Mar 19, 2007 08:52 AM
David Petrovich
S.P.O.C.H. a 501c3 Charitable NP - Oakhurst, NJ

Another factor to consider when comparing the foreclosure rate between FHA insured, and subprime loans is the willingness of the lender to 'workout' a non foreclosure alternative.  The FHA offers a comprehensive bundle of workout options and is committed primarily to preserve homeownership or at least mitigate potential loss by facilitating preforeclosure short sales by accepting less than due but avoiding expensive foreclosure/REO costs.

The subprime mortgage portfolio represents a unique investment vehicle.  Many portfolio investors have purchased an inexpensive derivative insurance which pays off if the portfolio's ROR dips beneath a certain level. Simplistically, the investors will be paid if a certain number of loans default.

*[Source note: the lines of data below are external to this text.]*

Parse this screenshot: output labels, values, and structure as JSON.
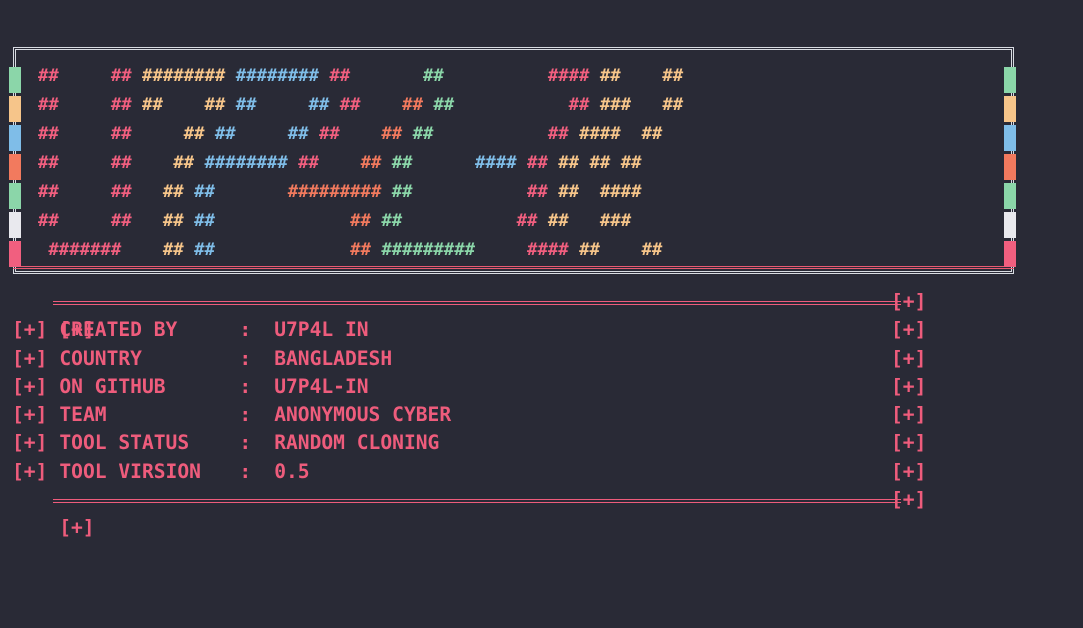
{
  "banner": {
    "rows": [
      [
        [
          "c1",
          "##     ## "
        ],
        [
          "c2",
          "######## "
        ],
        [
          "c3",
          "######## "
        ],
        [
          "c1",
          "##       "
        ],
        [
          "c5",
          "##          "
        ],
        [
          "c1",
          "#### "
        ],
        [
          "c2",
          "##    "
        ],
        [
          "c2",
          "##"
        ]
      ],
      [
        [
          "c1",
          "##     ## "
        ],
        [
          "c2",
          "##    ## "
        ],
        [
          "c3",
          "##     ## "
        ],
        [
          "c1",
          "##    "
        ],
        [
          "c4",
          "## "
        ],
        [
          "c5",
          "##           "
        ],
        [
          "c1",
          "## "
        ],
        [
          "c2",
          "###   "
        ],
        [
          "c2",
          "##"
        ]
      ],
      [
        [
          "c1",
          "##     ##     "
        ],
        [
          "c2",
          "## "
        ],
        [
          "c3",
          "##     ## "
        ],
        [
          "c1",
          "##    "
        ],
        [
          "c4",
          "## "
        ],
        [
          "c5",
          "##           "
        ],
        [
          "c1",
          "## "
        ],
        [
          "c2",
          "####  "
        ],
        [
          "c2",
          "##"
        ]
      ],
      [
        [
          "c1",
          "##     ##    "
        ],
        [
          "c2",
          "## "
        ],
        [
          "c3",
          "######## "
        ],
        [
          "c1",
          "##    "
        ],
        [
          "c4",
          "## "
        ],
        [
          "c5",
          "##      "
        ],
        [
          "c3",
          "#### "
        ],
        [
          "c1",
          "## "
        ],
        [
          "c2",
          "## ## "
        ],
        [
          "c2",
          "##"
        ]
      ],
      [
        [
          "c1",
          "##     ##   "
        ],
        [
          "c2",
          "## "
        ],
        [
          "c3",
          "##       "
        ],
        [
          "c4",
          "######### "
        ],
        [
          "c5",
          "##           "
        ],
        [
          "c1",
          "## "
        ],
        [
          "c2",
          "##  ####"
        ]
      ],
      [
        [
          "c1",
          "##     ##   "
        ],
        [
          "c2",
          "## "
        ],
        [
          "c3",
          "##             "
        ],
        [
          "c4",
          "## "
        ],
        [
          "c5",
          "##           "
        ],
        [
          "c1",
          "## "
        ],
        [
          "c2",
          "##   ###"
        ]
      ],
      [
        [
          "c1",
          " #######    "
        ],
        [
          "c2",
          "## "
        ],
        [
          "c3",
          "##             "
        ],
        [
          "c4",
          "## "
        ],
        [
          "c5",
          "#########     "
        ],
        [
          "c1",
          "#### "
        ],
        [
          "c2",
          "##    ##"
        ]
      ]
    ],
    "stripe_colors": [
      "#8bd6a9",
      "#f6c58a",
      "#7fbde8",
      "#f27a5e",
      "#8bd6a9",
      "#e9e9ee",
      "#f15f7f"
    ]
  },
  "info": {
    "prefix": "[+]",
    "rows": [
      {
        "key": "CREATED BY",
        "sep": ":",
        "value": "U7P4L IN"
      },
      {
        "key": "COUNTRY",
        "sep": ":",
        "value": "BANGLADESH"
      },
      {
        "key": "ON GITHUB",
        "sep": ":",
        "value": "U7P4L-IN"
      },
      {
        "key": "TEAM",
        "sep": ":",
        "value": "ANONYMOUS CYBER"
      },
      {
        "key": "TOOL STATUS",
        "sep": ":",
        "value": "RANDOM CLONING"
      },
      {
        "key": "TOOL VIRSION",
        "sep": ":",
        "value": "0.5"
      }
    ]
  },
  "colors": {
    "background": "#292a36",
    "accent": "#ee5c7c"
  }
}
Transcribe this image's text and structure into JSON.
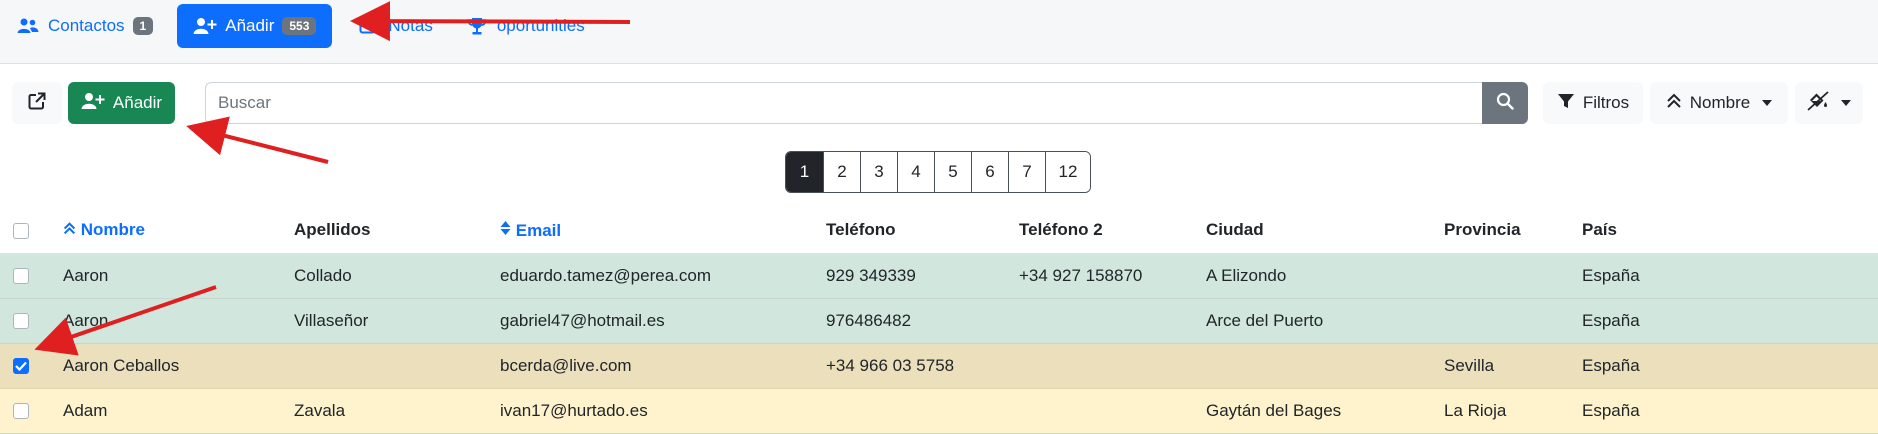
{
  "nav": {
    "tabs": [
      {
        "label": "Contactos",
        "badge": "1",
        "icon": "users-icon"
      },
      {
        "label": "Añadir",
        "badge": "553",
        "icon": "user-plus-icon"
      },
      {
        "label": "Notas",
        "icon": "note-icon"
      },
      {
        "label": "oportunities",
        "icon": "trophy-icon"
      }
    ]
  },
  "toolbar": {
    "add_label": "Añadir",
    "search_placeholder": "Buscar",
    "filters_label": "Filtros",
    "sort_label": "Nombre"
  },
  "pagination": {
    "pages": [
      "1",
      "2",
      "3",
      "4",
      "5",
      "6",
      "7",
      "12"
    ],
    "current": "1"
  },
  "table": {
    "headers": [
      "Nombre",
      "Apellidos",
      "Email",
      "Teléfono",
      "Teléfono 2",
      "Ciudad",
      "Provincia",
      "País"
    ],
    "rows": [
      {
        "nombre": "Aaron",
        "apellidos": "Collado",
        "email": "eduardo.tamez@perea.com",
        "telefono": "929 349339",
        "telefono2": "+34 927 158870",
        "ciudad": "A Elizondo",
        "provincia": "",
        "pais": "España"
      },
      {
        "nombre": "Aaron",
        "apellidos": "Villaseñor",
        "email": "gabriel47@hotmail.es",
        "telefono": "976486482",
        "telefono2": "",
        "ciudad": "Arce del Puerto",
        "provincia": "",
        "pais": "España"
      },
      {
        "nombre": "Aaron Ceballos",
        "apellidos": "",
        "email": "bcerda@live.com",
        "telefono": "+34 966 03 5758",
        "telefono2": "",
        "ciudad": "",
        "provincia": "Sevilla",
        "pais": "España"
      },
      {
        "nombre": "Adam",
        "apellidos": "Zavala",
        "email": "ivan17@hurtado.es",
        "telefono": "",
        "telefono2": "",
        "ciudad": "Gaytán del Bages",
        "provincia": "La Rioja",
        "pais": "España"
      }
    ]
  },
  "colors": {
    "primary": "#0d6efd",
    "success": "#198754",
    "annotation": "#e02020"
  }
}
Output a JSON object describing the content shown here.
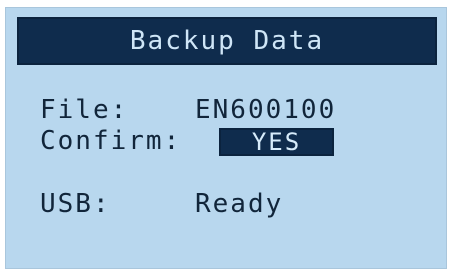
{
  "screen": {
    "title": "Backup Data",
    "fields": {
      "file": {
        "label": "File:",
        "value": "EN600100"
      },
      "confirm": {
        "label": "Confirm:",
        "value": "YES"
      },
      "usb": {
        "label": "USB:",
        "value": "Ready"
      }
    }
  },
  "colors": {
    "panel_background": "#b8d7ee",
    "title_bar": "#0f2c4d",
    "text_dark": "#11253a",
    "text_light": "#cfe6f7"
  }
}
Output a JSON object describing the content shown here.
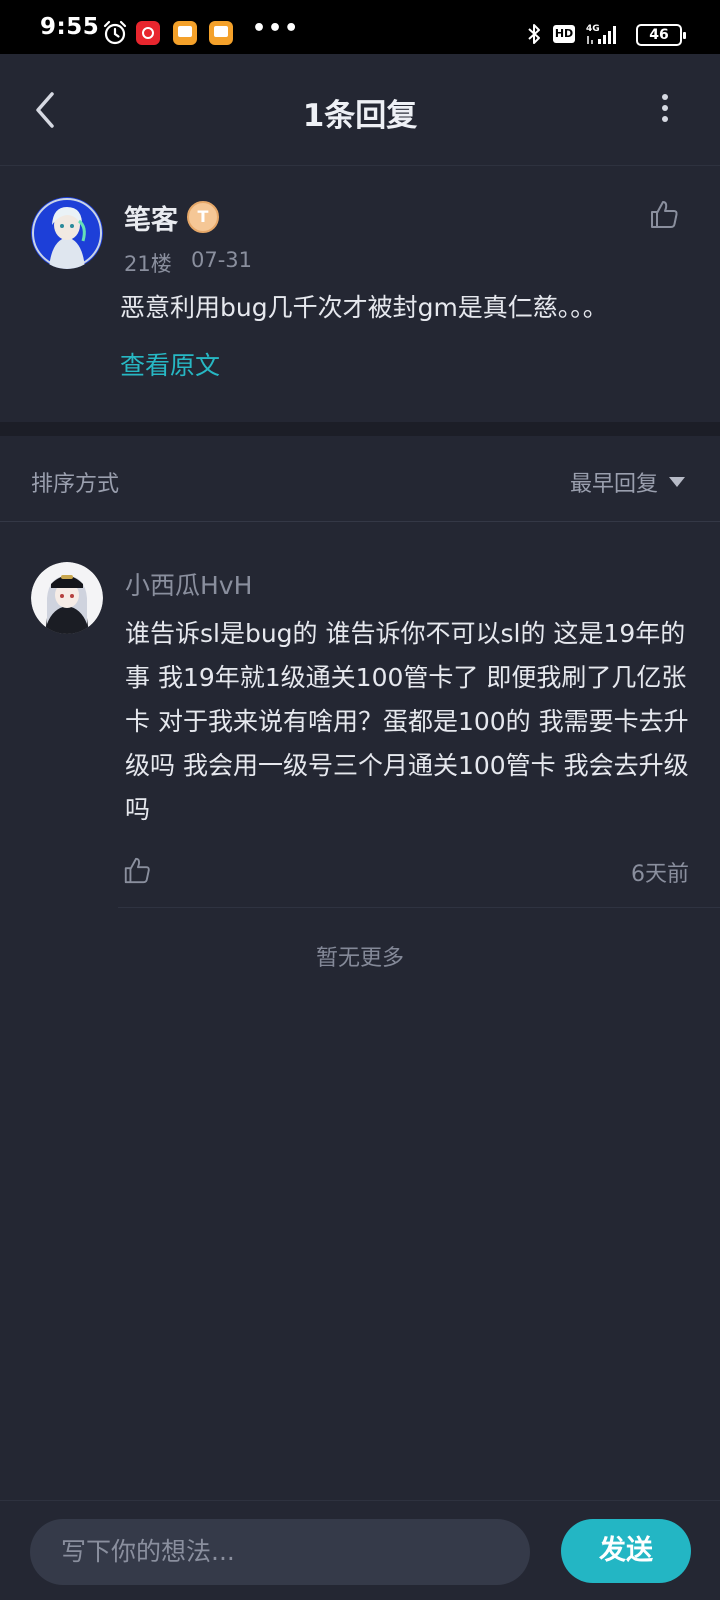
{
  "status_bar": {
    "time": "9:55",
    "battery": "46",
    "hd_label": "HD",
    "network_label": "4G",
    "icons": [
      "alarm-icon",
      "netease-music-icon",
      "notes-app-icon",
      "notes-app-icon",
      "more-dots-icon",
      "bluetooth-icon",
      "hd-icon",
      "signal-icon",
      "battery-icon"
    ]
  },
  "header": {
    "title": "1条回复",
    "back_icon": "chevron-left-icon",
    "more_icon": "vertical-dots-icon"
  },
  "original_comment": {
    "author": "笔客",
    "badge": "T",
    "floor": "21楼",
    "date": "07-31",
    "text": "恶意利用bug几千次才被封gm是真仁慈。。。",
    "view_original": "查看原文",
    "like_icon": "thumbs-up-icon"
  },
  "sort": {
    "label": "排序方式",
    "value": "最早回复",
    "caret_icon": "caret-down-icon"
  },
  "reply": {
    "author": "小西瓜HvH",
    "text": "谁告诉sl是bug的 谁告诉你不可以sl的 这是19年的事 我19年就1级通关100管卡了 即便我刷了几亿张卡 对于我来说有啥用？蛋都是100的 我需要卡去升级吗 我会用一级号三个月通关100管卡 我会去升级吗",
    "time": "6天前",
    "like_icon": "thumbs-up-icon"
  },
  "footer_note": "暂无更多",
  "composer": {
    "placeholder": "写下你的想法...",
    "send_label": "发送"
  },
  "colors": {
    "background": "#242733",
    "accent": "#23b6c4",
    "secondary_text": "#8a8f9e"
  }
}
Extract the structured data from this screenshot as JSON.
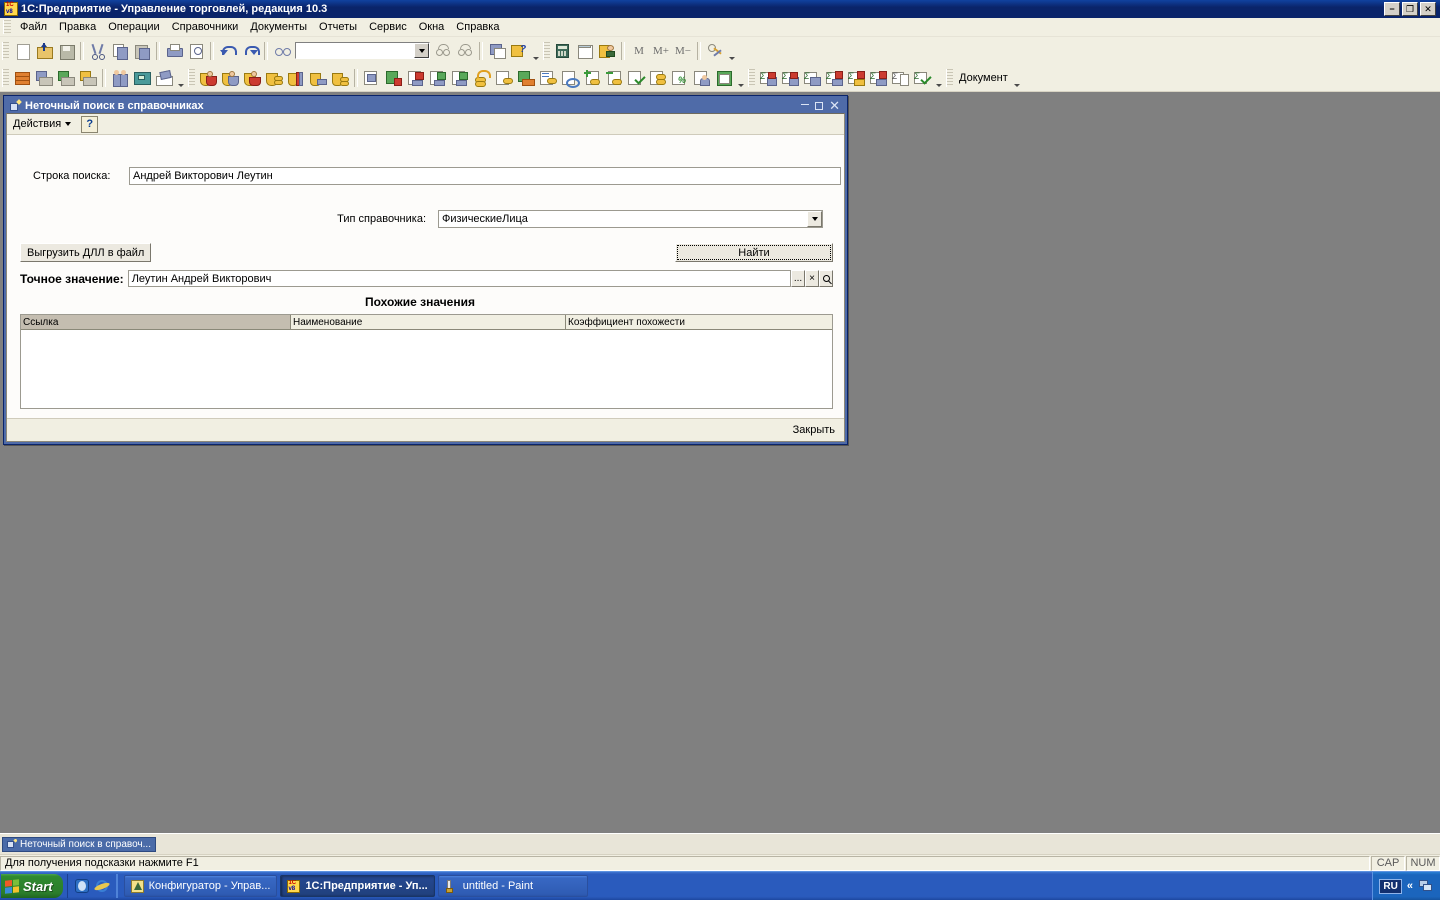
{
  "window": {
    "title": "1С:Предприятие - Управление торговлей, редакция 10.3",
    "icon": "1c-app-icon",
    "minimize": "−",
    "maximize": "❐",
    "close": "✕"
  },
  "menu": {
    "items": [
      {
        "label": "Файл",
        "accel": "Ф"
      },
      {
        "label": "Правка",
        "accel": "П"
      },
      {
        "label": "Операции",
        "accel": ""
      },
      {
        "label": "Справочники",
        "accel": ""
      },
      {
        "label": "Документы",
        "accel": ""
      },
      {
        "label": "Отчеты",
        "accel": ""
      },
      {
        "label": "Сервис",
        "accel": "С"
      },
      {
        "label": "Окна",
        "accel": "О"
      },
      {
        "label": "Справка",
        "accel": ""
      }
    ]
  },
  "toolbar_main": {
    "combo_value": "",
    "buttons": [
      "new-document-icon",
      "open-folder-icon",
      "save-icon",
      "cut-icon",
      "copy-icon",
      "paste-icon",
      "print-icon",
      "print-preview-icon",
      "undo-icon",
      "redo-icon",
      "find-icon"
    ],
    "buttons_right": [
      "find-next-icon",
      "find-prev-icon",
      "switch-window-icon",
      "help-1c-icon",
      "calculator-icon",
      "calendar-icon",
      "user-settings-icon"
    ],
    "markers": [
      "M",
      "M+",
      "M−"
    ],
    "tools_icon": "tools-icon"
  },
  "toolbar_second": {
    "group1": [
      "books-icon",
      "report-print-icon",
      "report-icon",
      "report-card-icon"
    ],
    "group2": [
      "persons-icon",
      "cashbox-icon",
      "cash-register-icon"
    ],
    "group3": [
      "client-icon",
      "purchase-icon",
      "sale-icon",
      "money-icon",
      "warehouse-icon",
      "payment-icon",
      "coins-icon"
    ],
    "group4": [
      "invoice-icon",
      "invoice-flag-icon",
      "invoice-green-icon",
      "invoice-red-icon",
      "invoice-red2-icon",
      "coins-refresh-icon",
      "doc-money-icon",
      "goods-icon",
      "doc-list-icon",
      "doc-sync-icon",
      "doc-add-icon",
      "doc-remove-icon",
      "doc-check-icon",
      "doc-coins-icon",
      "doc-percent-icon",
      "doc-person-icon",
      "excel-icon"
    ],
    "group5": [
      "env-person-icon",
      "env-person2-icon",
      "env-group-icon",
      "env-flag-icon",
      "env-flag2-icon",
      "env-flag3-icon",
      "env-copy-icon",
      "env-check-icon"
    ],
    "label": "Документ"
  },
  "dialog": {
    "title": "Неточный поиск в справочниках",
    "icon": "search-dialog-icon",
    "caption_buttons": {
      "minimize": "minimize-icon",
      "maximize": "maximize-icon",
      "close": "close-icon"
    },
    "toolbar": {
      "actions_label": "Действия",
      "help_label": "?"
    },
    "search_string_label": "Строка поиска:",
    "search_string_value": "Андрей Викторович Леутин",
    "catalog_type_label": "Тип справочника:",
    "catalog_type_value": "ФизическиеЛица",
    "export_dll_button": "Выгрузить ДЛЛ в файл",
    "find_button": "Найти",
    "exact_value_label": "Точное значение:",
    "exact_value": "Леутин Андрей Викторович",
    "exact_value_buttons": {
      "select": "...",
      "clear": "×",
      "open": "search-icon"
    },
    "similar_values_title": "Похожие значения",
    "grid": {
      "columns": [
        "Ссылка",
        "Наименование",
        "Коэффициент похожести"
      ],
      "rows": []
    },
    "close_button": "Закрыть"
  },
  "window_list": [
    {
      "label": "Неточный поиск в справоч...",
      "icon": "search-dialog-icon",
      "active": true
    }
  ],
  "statusbar": {
    "message": "Для получения подсказки нажмите F1",
    "caps": "CAP",
    "num": "NUM"
  },
  "taskbar": {
    "start_label": "Start",
    "quick_launch": [
      "ie-blue-icon",
      "ie-explorer-icon"
    ],
    "tasks": [
      {
        "label": "Конфигуратор - Управ...",
        "icon": "configurator-icon",
        "active": false
      },
      {
        "label": "1С:Предприятие - Уп...",
        "icon": "1c-app-icon",
        "active": true
      },
      {
        "label": "untitled - Paint",
        "icon": "paint-icon",
        "active": false
      }
    ],
    "tray": {
      "language": "RU",
      "expand": "«",
      "network_icon": "network-icon"
    }
  },
  "colors": {
    "titlebar": "#0a246a",
    "dialog_border": "#4f6ba8",
    "desktop": "#808080",
    "toolbar_bg": "#f1efe2",
    "dialog_bg": "#fdfcfa",
    "taskbar": "#2a5bbd"
  }
}
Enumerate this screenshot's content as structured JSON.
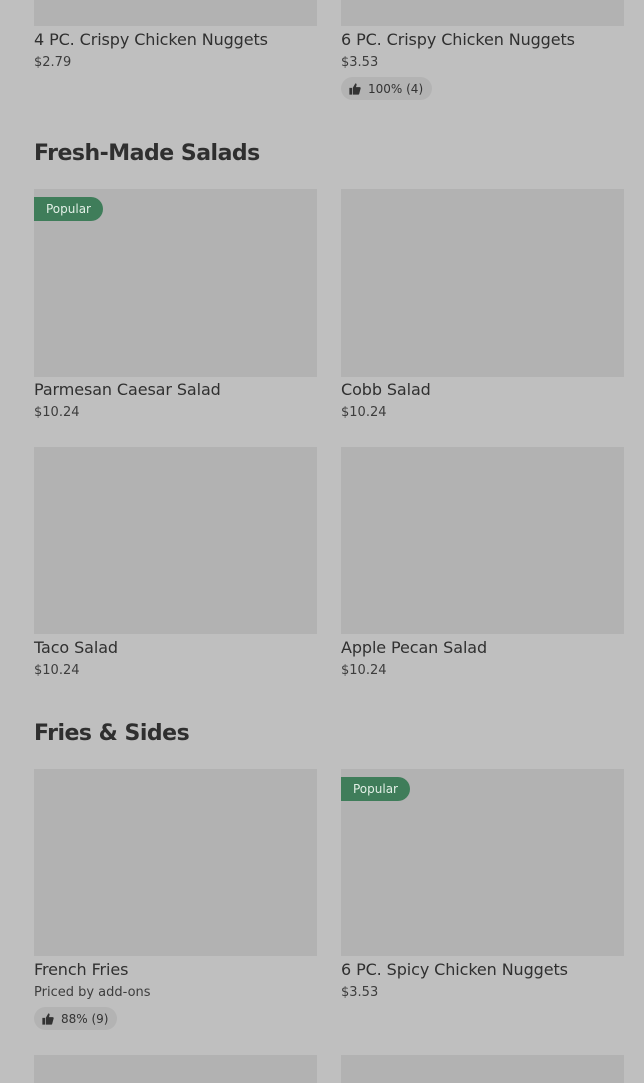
{
  "top_items": [
    {
      "name": "4 PC. Crispy Chicken Nuggets",
      "price": "$2.79"
    },
    {
      "name": "6 PC. Crispy Chicken Nuggets",
      "price": "$3.53",
      "rating": "100% (4)"
    }
  ],
  "sections": [
    {
      "title": "Fresh-Made Salads",
      "items": [
        {
          "name": "Parmesan Caesar Salad",
          "price": "$10.24",
          "badge": "Popular"
        },
        {
          "name": "Cobb Salad",
          "price": "$10.24"
        },
        {
          "name": "Taco Salad",
          "price": "$10.24"
        },
        {
          "name": "Apple Pecan Salad",
          "price": "$10.24"
        }
      ]
    },
    {
      "title": "Fries & Sides",
      "items": [
        {
          "name": "French Fries",
          "price": "Priced by add-ons",
          "rating": "88% (9)"
        },
        {
          "name": "6 PC. Spicy Chicken Nuggets",
          "price": "$3.53",
          "badge": "Popular"
        }
      ]
    }
  ],
  "colors": {
    "page_background": "#bfbfbf",
    "image_placeholder": "#b2b2b2",
    "popular_badge": "#3f7d5a"
  },
  "icons": {
    "rating": "thumbs-up-icon"
  }
}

There has been no real incentive to offer 'workouts' for loans in jeopardy of default and foreclosure.

Satisfied with early on interest earnings, and insurance disbursements, the mortgage portfolios are sold at discount to another level of investor.  

ForeclosureFocusUSA Blog 


Mar 23, 2007 12:33 AM
John Elbe
Beleive it or not, taxpayers have never paid a cent into the FHA fund. The MIP FHA collects is more than enough to pay claims, in fact it is a net contributor to the federal budget.  Also, the FHA vs. subprime foreclosures tell the success of the FHA Loss Mitgation. Especially the partial claim that can defer up to 12 months PITI as a second. Very different than the subprime loss mit.
Mar 27, 2007 07:23 AM
Brian Papaccio
Wells Fargo Home Loans - Newark, DE

John good point about the MIP. 

That reminds me of something I learned or was at least told about SubPrime loans back when I went through training.  The theory was that that rather than charging PMI (or MIP) or some other form of insurance to cover the risk of SubPrime loans, lenders covered their risk with higher interest rates, and prepayment penalties insured they made enough on the loans to cover any potential losses.

I guess the risk assessment calculations and rates were not enough to cover the current losses they are experiencing.

Mar 27, 2007 07:47 AM
John Crenshaw
Hey Brian, killer post. In fact I'm blogging about it today!
Oct 05, 2007 05:49 AM
Brian "Nick" Collins
BCAppraisals - Lexington, SC

Great post.  I have been wondering if the FHA was going to take the place of the sub prime market and eventually be in just as much trouble with the tax payers paying the price.  I also thought the higher rates were there to cover the losses, must not have been high enough....   I also think the adjustable rates and lack of available financing now (to get out of the adjustable) is playing a high role as well. 

Apr 24, 2008 05:47 AM
F red Quintanal
Speaking of FHA do you know a link to get a refresher course on FHA loans, thanks Fred
Apr 24, 2008 06:05 AM
Catherine Coy
Brian "Nick" Collins wrote: I have been wondering if the FHA was going to take the place of the sub prime market and eventually be in just as much trouble with the taxpayers paying the price. 


Currently, FHA´s insurance fund is self-sustaining, meaning that it requires no appropriation of taxpayer dollars because homeowners pay for the product themselves.

John Elbe's comment above bears repeating:  taxpayers have never paid a cent into the FHA fund. The MIP that FHA collects is more than enough to pay claims; in fact, it is a net contributor to the federal budget. 
Apr 25, 2008 12:40 AM
Jody Lautenbach
Century 21 Premier Associates - Pella, IA

Things change so fast it's hard to keep up  - thanks for the info.